Everyone realizes the importance of recycling potential wastes into useful products. This recycling process helps in reducing the requirement for raw materials, minimizing energy usage, curb water and air pollution, thus reducing greenhouse gas emission. Experts around the world are trying ceaselessly to look for new and innovative techniques to recycle wastes. In one such attempt, researchers have found an innovative method to recycle lignin, which is a biomass waste, into certain chemicals that can be put to use in other applications.
Recycling Lignin
Lignin is the complex material responsible for making trees and cornstalks strong and sturdy. Though it accounts for approximately 30 percent of organic carbon present in the biosphere, researchers have yet to find a better way of using them. Lignin constitutes chains of six carbon rings, known as aromatics and which is considered as basis of certain sustainable source of useful chemicals. They are also one of the large quantity renewable feedstock containing aeromatics.
Senior author and expert in green chemistry, Shannon Stahl at the University of Wisconsin Madison adds that these aromatics are used in the making of products such as plastic soda bottles, synthetic fiber as Kevlar, pesticides and pharmaceuticals. But so far, aromatics were only procured from petroleum based fuels. Moreover, lignin is very resistant, and it’s tough to break it into subunits. So it is highly recommended to find an economical way, using which lignin could be converted into valuable materials. Therefore, this technique is important in substituting fuels and chemicals based on petroleum with biorenewable materials.
Breaking down of lignin
Researchers observed that the process of exposing lignin to oxygen and later treating them with a weak acid under mild conditions resulted in the yields of high quality aromatics. This process of lignin breakdown can be used for creation of other important chemicals. First author of the study, Alirez Rahimi explains that the lignin chains become vulnerable upon oxygen exposure, following which acid treatment completely breaks the links.

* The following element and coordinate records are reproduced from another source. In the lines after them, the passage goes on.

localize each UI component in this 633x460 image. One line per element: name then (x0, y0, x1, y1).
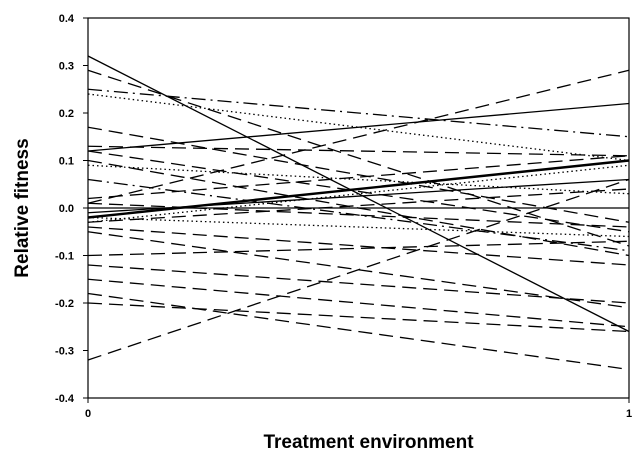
y-tick-label: 0.0 (59, 203, 74, 215)
series-line-7 (87, 93, 630, 162)
series-line-3 (87, 102, 630, 152)
series-line-1 (87, 55, 630, 333)
x-tick-label: 0 (85, 408, 91, 420)
y-tick-label: -0.2 (55, 298, 74, 310)
series-line-20 (87, 188, 630, 223)
series-line-12 (87, 164, 630, 195)
ticks: 0.4 0.3 0.2 0.1 0.0 -0.1 -0.2 -0.3 -0.4 0 1 (55, 13, 632, 420)
y-axis-label: Relative fitness (12, 138, 33, 277)
series-lines (87, 55, 630, 371)
series-line-26 (87, 292, 630, 371)
series-line-24 (87, 264, 630, 304)
y-tick-label: 0.4 (59, 13, 75, 25)
y-tick-label: -0.1 (55, 251, 74, 263)
x-tick-label: 1 (626, 408, 632, 420)
series-line-6 (87, 88, 630, 138)
series-line-28 (87, 164, 630, 223)
series-line-22 (87, 231, 630, 309)
series-line-9 (87, 145, 630, 157)
x-axis-label: Treatment environment (263, 432, 474, 453)
y-tick-label: 0.1 (59, 156, 74, 168)
series-line-27 (87, 302, 630, 333)
y-tick-label: 0.3 (59, 61, 74, 73)
series-line-10 (87, 150, 630, 233)
series-line-19 (87, 216, 630, 238)
series-line-5 (87, 69, 630, 247)
series-line-21 (87, 226, 630, 266)
series-line-4 (87, 69, 630, 204)
series-line-16 (87, 155, 630, 200)
y-tick-label: -0.3 (55, 346, 74, 358)
series-line-18 (87, 202, 630, 228)
y-tick-label: -0.4 (55, 393, 75, 405)
series-line-8 (87, 126, 630, 223)
series-line-25 (87, 278, 630, 328)
y-tick-label: 0.2 (59, 108, 74, 120)
series-line-23 (87, 240, 630, 257)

The newly discovered process of breaking of lignin would help in the creating many valuable materials and chemicals. However, chemicals derived from this technique would require certain manipulation before they can be sent to market. This might also help in creating a viable substitute for petroleum that would be required for petroleum-based products. Lignin is an important renewable biomass material that has multiple applications in the future, while considerably reducing environmental impact.